Based on its auteur’s track record, particularly 2014’s dreadful Unbroken, and the obvious first-world-problem pitfalls of casting these two, of all people, in a drama of navel-gazing marital discord, many predicted this would be The Pitts. The interesting thing? It’s not. Or not quite.
Admittedly, the early stretches of the movie make life fairly easy for anyone determined to get the knives out. Jolie Pitt’s first words on screen, “I smell fish”, would perfectly suit the trainwreck iteration of this film you’re tempted to imagine.
She is Vanessa, or Nessa, a former ballerina clearly suffering from long-term depression, who spends most of their holiday languishing semi-dressed on their hotel room’s elegantly rumpled bedthrow, or snoozing on the balcony under pale yellow shades the size of saucers.

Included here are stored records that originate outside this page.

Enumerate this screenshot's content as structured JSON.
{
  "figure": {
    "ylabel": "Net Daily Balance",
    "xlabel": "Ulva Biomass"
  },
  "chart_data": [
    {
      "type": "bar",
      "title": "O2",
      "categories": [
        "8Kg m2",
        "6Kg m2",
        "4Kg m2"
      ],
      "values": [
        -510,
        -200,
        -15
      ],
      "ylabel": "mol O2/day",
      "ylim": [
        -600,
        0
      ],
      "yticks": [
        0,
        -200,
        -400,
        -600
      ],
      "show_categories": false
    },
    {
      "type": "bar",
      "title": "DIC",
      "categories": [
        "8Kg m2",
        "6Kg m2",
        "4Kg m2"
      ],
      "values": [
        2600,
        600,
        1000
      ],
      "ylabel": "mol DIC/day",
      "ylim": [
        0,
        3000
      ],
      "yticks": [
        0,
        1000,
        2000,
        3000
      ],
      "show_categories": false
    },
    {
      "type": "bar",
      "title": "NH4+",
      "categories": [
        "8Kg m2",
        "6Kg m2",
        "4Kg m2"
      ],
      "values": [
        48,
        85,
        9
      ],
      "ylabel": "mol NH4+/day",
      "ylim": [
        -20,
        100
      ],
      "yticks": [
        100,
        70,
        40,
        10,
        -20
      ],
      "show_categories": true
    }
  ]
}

Pitt, meanwhile, is Roland, a borderline-famous writer whose one success – his first novel – is long behind him. Despite setting up a gleaming red Olivetti Valentine typewriter in their suite, he never uses it, preferring to idle the days away getting progressively more sloshed in a local café-bar, where he strikes up a friendship with the widowed proprietor (Niels Arestrup).
The couple spend long days largely keeping out of each other’s way, bicker when he gets to bed drunk, and never have sex. We soon surmise – some obscure flashes to womb-like images are handy prompts – that they’ve probably either lost a child or can’t have any.
It takes the arrival of two equally photogenic French newlyweds, played by Mélanie Laurent and Melvil Poupaud, for a flicker of interest to cross Nessa’s wearily gorgeous face. A peephole into their adjacent suite, discovered by chance after she hears them energetically shagging, becomes her favourite toy in the absence of any attention from her increasingly blotto husband.
Jolie works hard to make this voyeur’s frustration and self-loathing sad rather than merely pathetic; it’s not a bad performance, but it’s an intentionally remote one, rarely inviting us in. Her trapped posture in the shower, when Pitt’s Roland tries to slip in alongside, makes it clear she’s locked herself away: only her eyes remain hungry. Interestingly, though Poupaud’s character is the one who goes out of his way to chat her up, it’s Laurent on whom her gaze rests more avidly.
Pitt’s habitually mumbling diction makes Roland hard to credit as truly fluent in French – though perhaps he’s no less convincing than other educated Americans abroad. There’s a good, sharp cut from him whacking down a whisky glass in their hotel to the aftermath a few hours later, as he props up Arestrup’s bar: he’s got drunken umbrage down pat, and drunken wobbles to the bathroom, and there are affecting moments when he tries to imagine the grief the older man is going through.
Sincerity isn’t the film’s problem; it’s more a question of mileage. There’s not much in the little psychodrama between these two couples we can’t guess at a stroke, meaning that all the cameraman (The White Ribbon’s Christian Berger) can do is drift around them teasing out a mood. It’s a wispy sort of mood – too thoughtfully played to deserve any kind of kicking, but not emotionally precise enough to bump the film out of second gear.
“We’ve got to stop being such assholes!”, spoken from wife to husband, are about the truest words in Jolie Pitt’s screenplay, but it feels almost like she’s berating herself for having made the film. Go easy, Angelina: it’s certainly got problems, but it’s still your best so far.